The stages of a study abroad experience are explained to students (King and Huff 1985, Grove 1989) and the concept of culture shock is introduced. Past student participants discuss their experience with culture learning and culture shock and the teacher covers some of the factors that can increase the amount of what Paige (1993) calls 'the psychological intensity of the experience.' Emphasis is placed on the process of culture learning, which can be long and difficult but is ultimately rewarding. The teacher provides a summary of the negative and positive effects of culture shock and some techniques students can use to overcome the negative effects (from Hess 1997 and Weaver 1993). At this stage, it is really only important that students know that culture shock is a natural part of the culture learning process, that it will happen to them, and that when they have passed through it they will be wiser. The idea is that this knowledge will help them 'replace neurotic reactions with coping strategies' (Weaver, 1993, page 144)

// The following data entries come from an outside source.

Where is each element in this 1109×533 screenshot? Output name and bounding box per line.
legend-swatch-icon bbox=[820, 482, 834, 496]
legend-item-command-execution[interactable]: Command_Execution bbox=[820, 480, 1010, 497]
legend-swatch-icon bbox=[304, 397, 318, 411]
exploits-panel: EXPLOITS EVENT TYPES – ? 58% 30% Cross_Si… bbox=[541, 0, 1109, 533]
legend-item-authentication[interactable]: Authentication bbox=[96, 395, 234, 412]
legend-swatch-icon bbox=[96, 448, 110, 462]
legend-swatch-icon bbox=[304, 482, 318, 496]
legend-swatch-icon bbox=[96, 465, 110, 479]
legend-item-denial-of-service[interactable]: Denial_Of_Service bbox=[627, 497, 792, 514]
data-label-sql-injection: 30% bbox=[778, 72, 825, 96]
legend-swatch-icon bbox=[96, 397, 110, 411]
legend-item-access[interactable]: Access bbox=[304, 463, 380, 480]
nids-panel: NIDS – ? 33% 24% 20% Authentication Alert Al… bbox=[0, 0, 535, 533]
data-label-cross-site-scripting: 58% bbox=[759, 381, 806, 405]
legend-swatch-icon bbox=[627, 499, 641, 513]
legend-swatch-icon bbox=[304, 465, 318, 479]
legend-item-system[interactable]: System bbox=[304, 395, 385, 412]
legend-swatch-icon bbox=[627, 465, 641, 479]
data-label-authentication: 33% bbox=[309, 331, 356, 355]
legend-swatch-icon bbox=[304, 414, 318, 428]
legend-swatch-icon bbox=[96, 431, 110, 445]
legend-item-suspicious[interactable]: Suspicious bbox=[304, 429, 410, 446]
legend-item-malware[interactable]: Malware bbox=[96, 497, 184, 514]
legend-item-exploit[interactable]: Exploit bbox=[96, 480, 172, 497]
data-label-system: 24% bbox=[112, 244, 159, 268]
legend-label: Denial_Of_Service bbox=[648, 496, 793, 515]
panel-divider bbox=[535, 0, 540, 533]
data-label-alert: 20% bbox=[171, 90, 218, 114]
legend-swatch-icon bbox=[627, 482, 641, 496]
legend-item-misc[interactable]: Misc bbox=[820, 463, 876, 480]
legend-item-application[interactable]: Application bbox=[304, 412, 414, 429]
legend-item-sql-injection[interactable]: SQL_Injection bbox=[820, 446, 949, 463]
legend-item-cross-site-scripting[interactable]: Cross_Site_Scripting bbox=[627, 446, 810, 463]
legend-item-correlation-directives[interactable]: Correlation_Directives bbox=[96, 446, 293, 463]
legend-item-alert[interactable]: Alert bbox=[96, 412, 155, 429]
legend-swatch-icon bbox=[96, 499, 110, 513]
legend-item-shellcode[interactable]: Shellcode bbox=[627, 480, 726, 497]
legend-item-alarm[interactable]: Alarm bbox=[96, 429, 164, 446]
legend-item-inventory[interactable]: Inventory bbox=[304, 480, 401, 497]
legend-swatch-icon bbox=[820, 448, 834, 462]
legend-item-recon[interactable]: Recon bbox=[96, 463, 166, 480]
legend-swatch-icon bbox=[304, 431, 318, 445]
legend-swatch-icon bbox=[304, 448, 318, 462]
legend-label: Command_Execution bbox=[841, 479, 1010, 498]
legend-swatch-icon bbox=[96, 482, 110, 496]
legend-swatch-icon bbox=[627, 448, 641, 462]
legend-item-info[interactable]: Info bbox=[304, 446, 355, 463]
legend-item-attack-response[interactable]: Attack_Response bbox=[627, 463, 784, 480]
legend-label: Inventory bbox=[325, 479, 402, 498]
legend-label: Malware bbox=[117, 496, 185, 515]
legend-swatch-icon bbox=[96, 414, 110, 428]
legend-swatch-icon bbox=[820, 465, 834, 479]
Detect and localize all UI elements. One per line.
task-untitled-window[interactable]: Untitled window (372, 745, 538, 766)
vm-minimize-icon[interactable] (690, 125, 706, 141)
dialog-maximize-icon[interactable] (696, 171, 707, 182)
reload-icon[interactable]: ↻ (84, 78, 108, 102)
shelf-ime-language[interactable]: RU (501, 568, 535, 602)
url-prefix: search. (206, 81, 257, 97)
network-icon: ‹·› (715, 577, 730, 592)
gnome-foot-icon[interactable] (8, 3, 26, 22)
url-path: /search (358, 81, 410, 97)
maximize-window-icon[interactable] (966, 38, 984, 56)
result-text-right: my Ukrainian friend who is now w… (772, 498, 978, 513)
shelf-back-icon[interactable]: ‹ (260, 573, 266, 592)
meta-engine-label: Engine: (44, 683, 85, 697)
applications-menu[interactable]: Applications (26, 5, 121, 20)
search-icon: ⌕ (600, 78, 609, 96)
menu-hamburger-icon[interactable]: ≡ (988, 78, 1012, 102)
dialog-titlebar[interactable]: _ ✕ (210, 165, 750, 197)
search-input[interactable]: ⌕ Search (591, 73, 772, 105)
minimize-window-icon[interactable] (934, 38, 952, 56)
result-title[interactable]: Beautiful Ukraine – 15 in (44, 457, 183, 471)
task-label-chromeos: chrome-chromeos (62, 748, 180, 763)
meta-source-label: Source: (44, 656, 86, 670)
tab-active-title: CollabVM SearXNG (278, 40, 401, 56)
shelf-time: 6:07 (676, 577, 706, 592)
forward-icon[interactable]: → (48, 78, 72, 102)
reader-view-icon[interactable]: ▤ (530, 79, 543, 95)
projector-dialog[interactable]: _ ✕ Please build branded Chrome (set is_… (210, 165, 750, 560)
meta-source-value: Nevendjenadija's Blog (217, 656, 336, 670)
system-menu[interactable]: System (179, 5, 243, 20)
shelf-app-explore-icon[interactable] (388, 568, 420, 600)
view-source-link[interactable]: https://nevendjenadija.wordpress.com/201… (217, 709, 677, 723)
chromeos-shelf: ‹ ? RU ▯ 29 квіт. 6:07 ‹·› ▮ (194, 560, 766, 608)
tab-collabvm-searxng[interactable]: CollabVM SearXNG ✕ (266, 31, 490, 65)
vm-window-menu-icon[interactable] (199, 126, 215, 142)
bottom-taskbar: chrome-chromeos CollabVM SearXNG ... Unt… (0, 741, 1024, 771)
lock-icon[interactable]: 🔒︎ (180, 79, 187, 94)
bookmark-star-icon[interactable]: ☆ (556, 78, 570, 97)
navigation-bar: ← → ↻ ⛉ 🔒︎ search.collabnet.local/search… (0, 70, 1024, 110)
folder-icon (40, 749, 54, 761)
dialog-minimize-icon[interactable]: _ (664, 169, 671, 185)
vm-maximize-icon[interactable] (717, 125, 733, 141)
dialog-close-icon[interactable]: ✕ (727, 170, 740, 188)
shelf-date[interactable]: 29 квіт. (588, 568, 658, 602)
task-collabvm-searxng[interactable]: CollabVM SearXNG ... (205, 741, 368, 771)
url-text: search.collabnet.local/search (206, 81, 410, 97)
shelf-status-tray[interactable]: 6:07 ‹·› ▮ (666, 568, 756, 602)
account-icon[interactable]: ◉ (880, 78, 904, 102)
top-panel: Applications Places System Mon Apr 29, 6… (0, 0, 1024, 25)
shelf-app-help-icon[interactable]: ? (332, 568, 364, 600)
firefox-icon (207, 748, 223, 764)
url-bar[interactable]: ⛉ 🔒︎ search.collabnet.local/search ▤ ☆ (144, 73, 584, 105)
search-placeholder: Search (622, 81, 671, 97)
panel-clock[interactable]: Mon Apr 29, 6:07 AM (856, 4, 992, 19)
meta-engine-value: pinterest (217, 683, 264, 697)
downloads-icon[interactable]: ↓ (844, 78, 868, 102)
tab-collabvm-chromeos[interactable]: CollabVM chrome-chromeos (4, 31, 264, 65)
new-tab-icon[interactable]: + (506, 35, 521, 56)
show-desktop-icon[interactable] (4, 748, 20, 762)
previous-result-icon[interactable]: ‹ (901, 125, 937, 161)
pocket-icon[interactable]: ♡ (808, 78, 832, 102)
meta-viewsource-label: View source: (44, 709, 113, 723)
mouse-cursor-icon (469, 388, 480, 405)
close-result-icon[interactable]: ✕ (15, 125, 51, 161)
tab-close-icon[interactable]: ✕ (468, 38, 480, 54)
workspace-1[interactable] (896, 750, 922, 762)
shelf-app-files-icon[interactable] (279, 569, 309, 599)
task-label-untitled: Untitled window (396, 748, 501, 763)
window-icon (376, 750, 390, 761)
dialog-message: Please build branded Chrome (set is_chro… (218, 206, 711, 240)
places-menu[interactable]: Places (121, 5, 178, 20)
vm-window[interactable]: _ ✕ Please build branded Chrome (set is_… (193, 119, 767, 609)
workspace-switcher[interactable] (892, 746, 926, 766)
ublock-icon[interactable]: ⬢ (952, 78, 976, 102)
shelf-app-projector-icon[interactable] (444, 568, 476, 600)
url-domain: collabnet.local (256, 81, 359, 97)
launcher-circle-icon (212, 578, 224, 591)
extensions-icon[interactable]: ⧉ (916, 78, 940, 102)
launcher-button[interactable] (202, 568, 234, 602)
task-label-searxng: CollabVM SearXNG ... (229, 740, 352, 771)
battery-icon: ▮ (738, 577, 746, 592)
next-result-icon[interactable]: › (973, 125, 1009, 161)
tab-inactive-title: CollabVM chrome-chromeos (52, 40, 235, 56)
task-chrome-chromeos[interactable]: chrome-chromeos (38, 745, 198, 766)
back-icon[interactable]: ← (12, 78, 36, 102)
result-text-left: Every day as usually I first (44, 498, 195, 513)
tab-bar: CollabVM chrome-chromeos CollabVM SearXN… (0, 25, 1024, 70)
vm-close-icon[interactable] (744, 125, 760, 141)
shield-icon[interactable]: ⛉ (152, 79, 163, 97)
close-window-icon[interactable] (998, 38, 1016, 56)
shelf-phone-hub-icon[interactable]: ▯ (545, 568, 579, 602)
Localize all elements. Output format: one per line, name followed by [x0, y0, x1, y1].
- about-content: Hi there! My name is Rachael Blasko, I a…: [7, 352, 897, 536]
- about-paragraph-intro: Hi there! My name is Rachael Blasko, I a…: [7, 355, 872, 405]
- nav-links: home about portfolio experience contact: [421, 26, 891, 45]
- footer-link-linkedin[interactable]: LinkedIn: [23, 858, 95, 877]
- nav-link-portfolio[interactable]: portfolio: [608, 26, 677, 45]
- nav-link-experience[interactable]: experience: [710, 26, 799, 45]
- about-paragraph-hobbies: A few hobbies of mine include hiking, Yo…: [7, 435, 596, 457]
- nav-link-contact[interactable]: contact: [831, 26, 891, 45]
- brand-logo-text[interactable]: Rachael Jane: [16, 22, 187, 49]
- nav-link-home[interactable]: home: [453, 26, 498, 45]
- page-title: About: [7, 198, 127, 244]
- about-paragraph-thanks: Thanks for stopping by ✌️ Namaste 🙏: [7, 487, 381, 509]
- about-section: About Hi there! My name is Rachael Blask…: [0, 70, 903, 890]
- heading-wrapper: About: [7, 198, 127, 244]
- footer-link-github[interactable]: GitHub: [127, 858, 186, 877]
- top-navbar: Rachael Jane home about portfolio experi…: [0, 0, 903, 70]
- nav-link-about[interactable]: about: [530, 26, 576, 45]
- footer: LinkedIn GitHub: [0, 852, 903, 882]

Hess also outlines a strategy for culture learning that he calls the 'action-reflection-response strategy' (page 27) It is a technique where students observe a cultural event, reflect upon it, get more information about what happened and why, and then reevaluate their response. Teaching this strategy for learning experientially is particularly important for students who are more accustomed to a one-way lecture style. An example of a difficult-to-understand cultural behavior found in a movie is shown to students so they can practice this learning technique.

Session Twelve: Host Family Life: Dealing With Problems

The focus of this session is communication and how good communication with host families can reduce problems and improve the experience. In contrast with the earlier session, this one deals with what students themselves can do and some ideas for making the most of a less-than-ideal homestay are presented. Student participants who encountered problems recount their experiences. Students are told what kinds of problems are most common, what they can do when problems occur (and some of the cultural implications of certain courses of action), and the resources in place where they can get help. The process changing hosts is also explained. Throughout this session, we strive for a balance of perspective and promote the notion that it is not so much a problem of good or bad host families (or students for that matter) but rather the chemistry of a particular host family matched with a particular student. Each side has feelings and expectations and is coming from a different culture. Making the effort to communicate and understand each other is the best that can be done.

Session Thirteen: Making Friends and Studying English

This final session is used to summarize earlier points, check on students' progress with English and promote a little enthusiasm that we hope will motivate students to make the most of the two months remaining before departure. A final quiz is held for the essential homestay vocabulary and the personal clear files and listening logs are checked. Past student participants then discuss their experience with meeting friends. Care is taken to select students who had very positive experiences. Some of the ways students can go about meeting new people (either locals or students from other countries) are presented. A final point is made that English ability is closely connected with meeting people and establishing friendships and that effort is need for both of these.

To conclude this session, a sheet containing the schedule for departure and contact numbers is passed out to students.